In the fall of 2022, the Federal Housing Finance Authority (FHFA) unveiled the Enterprise Credit Score and Credit Reports Initiative. This dual-phase plan aims to shift from requiring three credit reports for borrowers to just two reports, termed a ‘bi-merge.’ Additionally, it intends to transition from current scoring models to FICO 10T and Vantage 4.0. While the latter phase boasts several advantages, the first part of this initiative has sparked concerns within the industry.
How would a bi-merge work?
Currently, when a consumer applies for a mortgage, each bureau (Experian, TransUnion, and Equifax) generates a credit report for the borrower. The middle score among the three determines the mortgage interest rate. However, with a bi-merge, the two scores are averaged to create a determinative score. This might significantly differ from the outcome when all three bureaus are considered, potentially impacting borrowers either positively or negatively. In joint credit reports, the combined average of both borrowers’ two scores determines the final score, with the lower of the two being the deciding factor.
What are the concerns in using a bi-merge report?
The primary concern regarding a bi-merge credit report revolves around its potential to present an inaccurate picture of the borrower’s creditworthiness. Since not all creditors report to every bureau — some report to only two or even just one — using a bi-merge may lead to missing credit information for the borrower. Consequently, this missing data could disqualify some credit-worthy borrowers in certain cases. Conversely, it might also lead to approvals for those who might not actually qualify, increasing the risk of defaults and subsequently elevating the repurchase risk.
What impact would a bi-merge have on the industry?
In a recent analysis done by Trans Union, they found that “the biggest impact would be two million consumers becoming ineligible for a mortgage backed by the GSE’s (Government Sponsored Enterprises) Fannie Mae and Freddie Mac.” They also highlighted that “the ineligibility would stem from gaps that can exist among lenders when it comes to reporting a complete credit picture, particularly if a potential borrower’s most favorable set of credit data comes from the bureau that would be excluded in the b-merge.”
Numerous industry professionals share this same concern and collectively conveyed their concerns to the FHFA. The head of U.S Financial Services articulated, “By intentionally bypassing vital consumer credit information from the third credit bureau, the proposed changes could result in miscalculated consumer affordability and risk. As a result, many consumers will be given mortgages they cannot afford or at a higher cost.”
According to the FHFA the bi-merge is “a way to promote competition between the credit bureaus and reduce lender credit reporting costs.” However, it could lead to increased costs for the borrower, particularly if they’re deemed ineligible for a better rate that could have been obtained through a tri-merge credit report encompassing the borrower’s complete credit history.
There’s also a notable concern about the selective implementation of these changes, focusing solely on GSE loans while leaving out non-conforming loans such as FHA, VA, and USDA. Although the FHFA has communicated with these entities, it’s unclear if they will follow the standards established for Fannie Mae and Freddie Mac at this point.

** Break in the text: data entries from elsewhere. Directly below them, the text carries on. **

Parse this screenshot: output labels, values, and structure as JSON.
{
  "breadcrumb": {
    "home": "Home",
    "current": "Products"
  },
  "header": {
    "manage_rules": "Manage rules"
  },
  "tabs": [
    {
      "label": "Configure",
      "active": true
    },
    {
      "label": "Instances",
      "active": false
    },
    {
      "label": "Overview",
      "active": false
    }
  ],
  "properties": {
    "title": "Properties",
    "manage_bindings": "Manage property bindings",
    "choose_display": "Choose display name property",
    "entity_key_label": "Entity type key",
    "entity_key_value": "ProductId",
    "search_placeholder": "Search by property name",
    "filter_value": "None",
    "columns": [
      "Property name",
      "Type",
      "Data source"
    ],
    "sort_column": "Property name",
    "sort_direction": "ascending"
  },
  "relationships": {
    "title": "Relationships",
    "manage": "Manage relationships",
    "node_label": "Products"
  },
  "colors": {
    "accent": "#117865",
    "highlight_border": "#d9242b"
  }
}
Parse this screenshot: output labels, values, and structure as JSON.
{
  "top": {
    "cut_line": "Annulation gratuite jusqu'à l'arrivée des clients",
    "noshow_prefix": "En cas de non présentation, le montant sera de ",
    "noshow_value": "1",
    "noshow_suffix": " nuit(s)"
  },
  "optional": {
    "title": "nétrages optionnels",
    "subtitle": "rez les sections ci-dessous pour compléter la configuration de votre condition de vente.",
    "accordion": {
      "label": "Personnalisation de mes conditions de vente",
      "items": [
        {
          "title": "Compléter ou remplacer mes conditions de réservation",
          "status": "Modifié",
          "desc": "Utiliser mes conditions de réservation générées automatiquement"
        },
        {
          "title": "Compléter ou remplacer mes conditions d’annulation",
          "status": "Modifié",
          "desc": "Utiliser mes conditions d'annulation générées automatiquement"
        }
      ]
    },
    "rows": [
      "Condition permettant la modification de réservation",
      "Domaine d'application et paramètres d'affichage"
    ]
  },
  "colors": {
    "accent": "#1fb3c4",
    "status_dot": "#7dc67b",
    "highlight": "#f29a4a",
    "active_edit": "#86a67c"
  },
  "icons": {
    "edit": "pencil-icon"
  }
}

So, where does this leave us?
The timeline for this remains uncertain. Initially, the FHFA proposed a transition to the bi-merge in Q1 2024. However, this schedule has been postponed indefinitely. The FHFA is currently conducting stakeholder forums to address potential implications of the proposed changes and other unresolved issues before implementing such a transition. At this stage, this initiative is complex, filled with uncertainties, and lacks definitive answers. Hopefully, these forums will offer resolutions to many outstanding questions and pave the way for a unified approach to this transition.